Negligence - failure of auditor to set out technical provisions of actuarial liabilities - claim for loss of chance of sale of company's business not to be struck out at summary hearing

Equitable Life Assurance Society v Ernst & Young: CA (Lords Justice Brooke, Rix and Dyson): 25 July 2003

The claimant, an insurance company, brought an action against its auditors, alleging negligence in failing to set out technical provisions of actuarial liabilities in compliance with the claimant's statutory obligations and claiming substantial damages for the loss of chance of the sale of the company's business and loss of bonus declared.

At a preliminary hearing, the judge struck out the claim for the loss of chance on the ground that it had only lost a chance 'to effect a sale which probably would not have been achieved' and limited the claim for loss of bonus declared.

The claimant appealed and the defendant cross-appealed against the order allowing the bonus declared claim to proceed to trial.

Iain Milligan QC, Robert Miles QC and Guy Morpuss (instructed by Herbert Smith) for the claimant; Mark Hapgood QC and Cyril Kinsky (instructed by Barlow Lyde & Gilbert) for the defendants.

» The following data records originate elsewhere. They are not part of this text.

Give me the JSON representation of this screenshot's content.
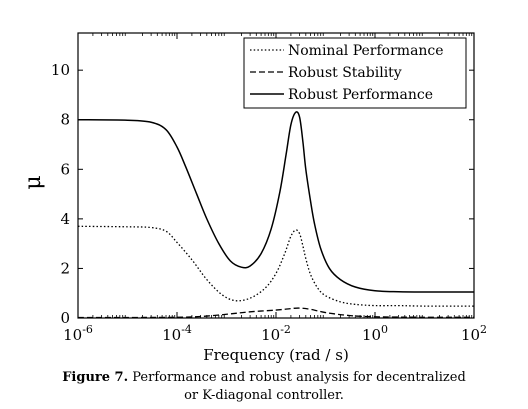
{
  "chart_data": {
    "type": "line",
    "xlabel": "Frequency (rad / s)",
    "ylabel": "μ",
    "xscale": "log",
    "xlim": [
      1e-06,
      100
    ],
    "ylim": [
      0,
      11.5
    ],
    "x_ticks": [
      {
        "value": 1e-06,
        "base": "10",
        "exp": "-6"
      },
      {
        "value": 0.0001,
        "base": "10",
        "exp": "-4"
      },
      {
        "value": 0.01,
        "base": "10",
        "exp": "-2"
      },
      {
        "value": 1,
        "base": "10",
        "exp": "0"
      },
      {
        "value": 100,
        "base": "10",
        "exp": "2"
      }
    ],
    "y_ticks": [
      0,
      2,
      4,
      6,
      8,
      10
    ],
    "grid": false,
    "legend_position": "top-right",
    "series": [
      {
        "name": "Nominal Performance",
        "style": "dotted",
        "x": [
          1e-06,
          1e-05,
          3e-05,
          6e-05,
          0.0001,
          0.0002,
          0.0004,
          0.0008,
          0.0015,
          0.003,
          0.006,
          0.01,
          0.015,
          0.02,
          0.025,
          0.03,
          0.035,
          0.04,
          0.05,
          0.07,
          0.1,
          0.2,
          0.4,
          1,
          3,
          10,
          100
        ],
        "y": [
          3.7,
          3.68,
          3.65,
          3.5,
          3.05,
          2.35,
          1.55,
          0.95,
          0.7,
          0.8,
          1.2,
          1.8,
          2.6,
          3.3,
          3.55,
          3.4,
          2.9,
          2.4,
          1.75,
          1.2,
          0.9,
          0.65,
          0.55,
          0.5,
          0.5,
          0.48,
          0.48
        ]
      },
      {
        "name": "Robust Stability",
        "style": "dashed",
        "x": [
          1e-06,
          1e-05,
          0.0001,
          0.0003,
          0.001,
          0.003,
          0.01,
          0.02,
          0.03,
          0.05,
          0.1,
          0.3,
          1,
          10,
          100
        ],
        "y": [
          0.02,
          0.02,
          0.03,
          0.06,
          0.15,
          0.25,
          0.32,
          0.38,
          0.4,
          0.35,
          0.22,
          0.1,
          0.05,
          0.03,
          0.03
        ]
      },
      {
        "name": "Robust Performance",
        "style": "solid",
        "x": [
          1e-06,
          1e-05,
          3e-05,
          6e-05,
          0.0001,
          0.00015,
          0.00025,
          0.0004,
          0.0007,
          0.0012,
          0.002,
          0.003,
          0.005,
          0.008,
          0.012,
          0.016,
          0.02,
          0.025,
          0.03,
          0.035,
          0.04,
          0.05,
          0.06,
          0.08,
          0.12,
          0.2,
          0.4,
          1,
          3,
          10,
          100
        ],
        "y": [
          8.0,
          7.98,
          7.9,
          7.6,
          6.9,
          6.1,
          5.0,
          4.0,
          3.0,
          2.3,
          2.05,
          2.1,
          2.6,
          3.6,
          5.1,
          6.6,
          7.8,
          8.3,
          8.1,
          7.1,
          6.0,
          4.7,
          3.8,
          2.8,
          2.0,
          1.55,
          1.25,
          1.1,
          1.06,
          1.05,
          1.05
        ]
      }
    ]
  },
  "caption": {
    "figure_label": "Figure 7.",
    "line1": " Performance and robust analysis for decentralized",
    "line2": "or K-diagonal controller."
  }
}
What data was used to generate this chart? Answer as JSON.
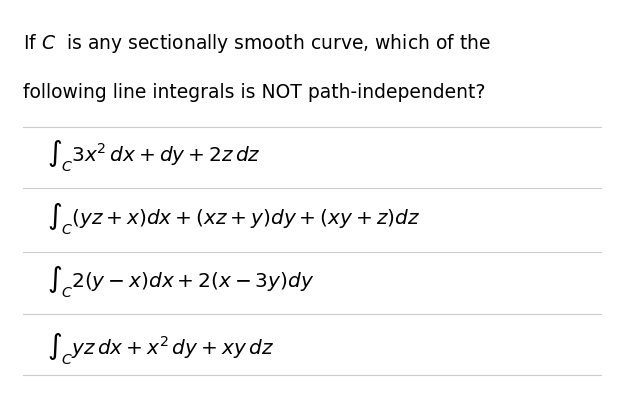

Held, allowing the appeal and dismissing the cross-appeal, that it was wrong to eliminate a claim for the loss of a chance of sale of the company's business as speculative where the claim was alleged to have arisen out of the auditors' negligence; and that in an area of developing jurisprudence, novel points of law should be resolved on the basis of actual findings of fact and it was inappropriate for the court to foresee, especially at the very outset of proceedings, a clear path to the summary dismissal of a case on the ground that, even though the issue of liability needed to go to trial, all issues of quantum ought to go against the claimant.